When you have a scene coming up with stunts, do you ever go to the producers and say, “Hey is it okay if I do this one”

Yeah. I mean if anything, they really do prefer when we do it. Most of the time, I’ll have a stunt girl with me ready to go. Looking like me. But if I’m game to do it and I can do it and I’m doing it safely, they don’t use her. She just kind of gets to come hang out and she makes sure I’m good. But overall, they prefer if it’s us, because it looks so much better. Most of the time, most of us are like, “Can we do it?” But if it’s too dangerous they won’t let us. They won’t even let us try.

Your character had a leg brace. How difficult was that to act in, or did it help lift the character?

It’s so confining. And I’m a very active person and so having the leg brace use to drive me absolutely insane on set. Just because I’d want to get it off, because it was annoying or it was heavy. This was the earlier models. We’ve made it more and more flexible as the seasons have gone on. And because I’m wearing it and I was walking with a limp, I created an imbalance in my body. My left side is weaker than my right side, because I put all my weight on my right as I was using it. I didn’t even plan on it, but it’s given me insight of what people with disabilities must go through, feeling confined and feeling frustrated and imprisoned and crazy and then weak. You feel a little helpless and mad that your body can’t do what it used to do. I try to bring that to my performance and I think it brought it to another level. And now, as much as I have a very love hate relationship with the brace because it’s annoying, I don’t think Raven would be Raven without it. It’s such a part of her and her person.

I really love that I got to portray that. I don’t think a lot of young actors get to dive into a character that becomes paralyzed, lives on after and works with it for the rest of their life. Usually a character gets hurt and they’re in a hospital bed or in a wheelchair for two or three episodes and then they’re better. Raven’s never gotten better. I think that’s pretty cool.

Did you prefer the early seasons where The 100 kids were rediscovering Earth or the latter series where there were more allegiances, rivalries and betrayals?

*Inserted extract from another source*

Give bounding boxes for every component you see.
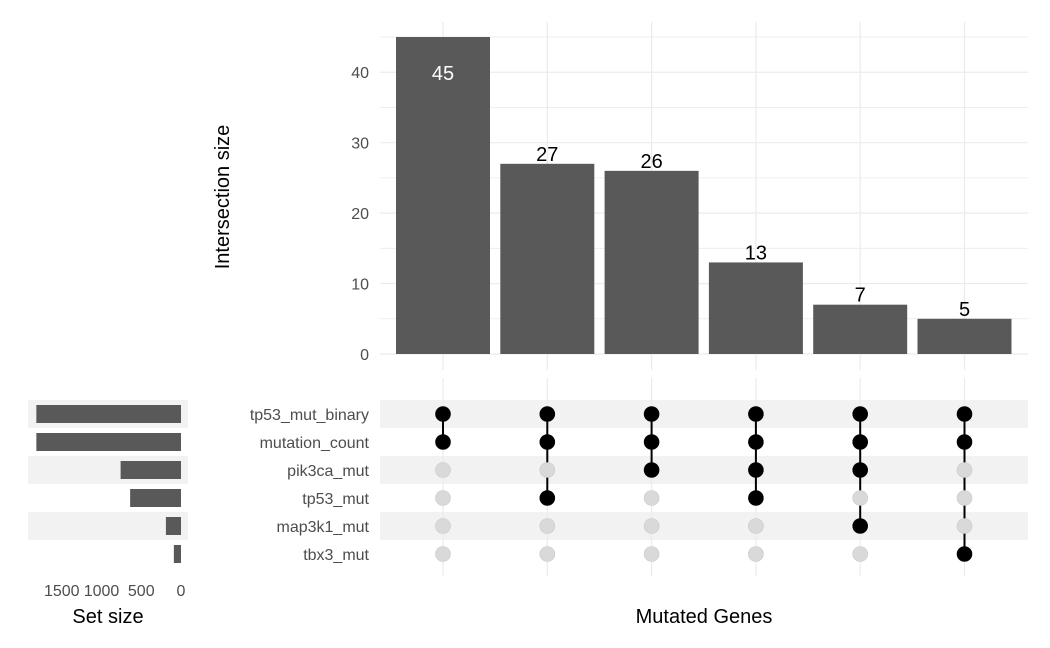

I love the first season because it just felt like we were camping and that was really cool. We weren’t trying to solve world issues, we were just trying to learn how to survive in a new world. You kind of felt a little bit like colonists, like Christopher Columbus, discovering a new land and getting to experience that. When I came down, I come out of the space pod and it was raining and it was drizzling, and they didn’t expect that. And so the writer Bruce Miller wrote that I step out and I feel the rain and I look up and say, “Is that rain?” And I love to have this moment of just immersing myself in it and just being amazed by the world.

In this season coming up there’s so much character interaction with so much history now. There is so much betrayal and heavy history with every single person. It’s just cool to say something to someone and it’s so loaded and filled with years of pain and conflict and drama. I love a lot of lot of other character’s scenes. That means so much and they’re so different.

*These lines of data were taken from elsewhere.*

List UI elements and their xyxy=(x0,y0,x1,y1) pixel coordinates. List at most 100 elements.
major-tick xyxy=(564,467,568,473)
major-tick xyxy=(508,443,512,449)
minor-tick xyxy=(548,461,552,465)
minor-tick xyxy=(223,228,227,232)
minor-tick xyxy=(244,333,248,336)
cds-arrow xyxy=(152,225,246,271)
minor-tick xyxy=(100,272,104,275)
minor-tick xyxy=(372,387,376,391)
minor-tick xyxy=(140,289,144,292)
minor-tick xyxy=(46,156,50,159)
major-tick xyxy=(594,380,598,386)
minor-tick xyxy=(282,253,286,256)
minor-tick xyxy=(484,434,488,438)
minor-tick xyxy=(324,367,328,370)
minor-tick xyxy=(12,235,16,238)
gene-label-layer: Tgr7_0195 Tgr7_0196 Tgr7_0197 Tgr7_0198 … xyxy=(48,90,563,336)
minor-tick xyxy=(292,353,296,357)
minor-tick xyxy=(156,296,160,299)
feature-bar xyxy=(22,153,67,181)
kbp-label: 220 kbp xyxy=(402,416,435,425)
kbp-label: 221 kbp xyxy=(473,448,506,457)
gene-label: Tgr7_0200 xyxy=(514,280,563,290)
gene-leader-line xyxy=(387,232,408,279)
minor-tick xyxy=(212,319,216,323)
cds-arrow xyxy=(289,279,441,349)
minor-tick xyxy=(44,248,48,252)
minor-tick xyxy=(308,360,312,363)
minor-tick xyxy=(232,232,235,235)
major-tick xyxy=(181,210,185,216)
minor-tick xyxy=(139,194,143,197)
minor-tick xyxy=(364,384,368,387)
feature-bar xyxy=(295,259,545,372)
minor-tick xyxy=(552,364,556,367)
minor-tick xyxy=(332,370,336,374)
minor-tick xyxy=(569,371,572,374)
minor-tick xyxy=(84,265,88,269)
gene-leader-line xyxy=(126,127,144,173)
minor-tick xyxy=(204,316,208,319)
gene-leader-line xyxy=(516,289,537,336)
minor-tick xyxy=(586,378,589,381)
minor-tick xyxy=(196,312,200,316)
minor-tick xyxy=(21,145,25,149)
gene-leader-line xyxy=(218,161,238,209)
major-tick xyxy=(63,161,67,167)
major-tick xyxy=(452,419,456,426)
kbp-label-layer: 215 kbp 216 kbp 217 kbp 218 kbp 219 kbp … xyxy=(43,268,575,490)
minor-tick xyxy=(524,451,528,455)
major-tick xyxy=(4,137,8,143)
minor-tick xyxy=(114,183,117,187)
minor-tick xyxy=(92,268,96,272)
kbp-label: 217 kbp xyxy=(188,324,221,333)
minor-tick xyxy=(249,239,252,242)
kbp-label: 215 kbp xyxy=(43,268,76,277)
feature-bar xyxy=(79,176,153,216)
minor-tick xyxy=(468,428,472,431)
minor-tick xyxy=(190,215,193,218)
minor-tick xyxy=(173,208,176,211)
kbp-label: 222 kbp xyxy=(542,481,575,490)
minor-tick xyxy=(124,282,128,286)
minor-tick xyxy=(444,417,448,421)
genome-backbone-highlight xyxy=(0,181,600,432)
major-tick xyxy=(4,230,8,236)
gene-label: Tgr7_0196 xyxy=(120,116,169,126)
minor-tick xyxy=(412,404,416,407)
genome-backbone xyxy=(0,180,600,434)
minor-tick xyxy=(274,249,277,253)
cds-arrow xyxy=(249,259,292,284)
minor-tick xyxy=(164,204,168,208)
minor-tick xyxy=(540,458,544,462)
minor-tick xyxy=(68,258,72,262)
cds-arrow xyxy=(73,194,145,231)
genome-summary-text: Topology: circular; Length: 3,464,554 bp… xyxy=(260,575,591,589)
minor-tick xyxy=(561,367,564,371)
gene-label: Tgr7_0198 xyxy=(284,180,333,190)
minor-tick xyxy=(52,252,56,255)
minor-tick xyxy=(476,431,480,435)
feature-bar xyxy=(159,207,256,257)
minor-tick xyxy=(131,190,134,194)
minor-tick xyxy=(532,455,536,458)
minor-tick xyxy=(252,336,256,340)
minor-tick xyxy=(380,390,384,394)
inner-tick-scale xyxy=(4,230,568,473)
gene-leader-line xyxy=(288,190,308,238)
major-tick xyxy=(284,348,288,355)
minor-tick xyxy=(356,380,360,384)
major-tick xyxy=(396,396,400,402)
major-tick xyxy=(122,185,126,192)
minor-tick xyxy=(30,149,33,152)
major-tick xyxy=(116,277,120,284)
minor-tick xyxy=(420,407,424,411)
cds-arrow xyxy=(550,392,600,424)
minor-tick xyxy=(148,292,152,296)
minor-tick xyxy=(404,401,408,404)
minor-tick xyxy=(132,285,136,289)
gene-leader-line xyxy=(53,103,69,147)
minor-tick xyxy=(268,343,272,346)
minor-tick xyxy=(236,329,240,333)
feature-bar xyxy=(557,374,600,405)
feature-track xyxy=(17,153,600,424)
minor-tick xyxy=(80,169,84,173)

When it comes to Raven’s character growth in terms of other characters on the show, who is your favorite in Season 4?

Murphy. They have a cool dynamic happening in Season 4. There’s one scene, in particular, I really loved with Richard and I think we did two takes. It was just a perfect scene, perfectly written. And Richard was amazing and everything was just awesome the moment we started rolling. So, I really like that one.

What can people expect in Season Five?

Season 5 is a lot of character development, a lot of people characters we’ve come to grow and love have changed because we’re doing a six-year time job.  I say just be prepared for a new era of The 100 which is cool.

Wow, six years, that’s huge.

Six years, a lot happens.

Lindsey, thanks, very much for chatting to me. I really appreciate it.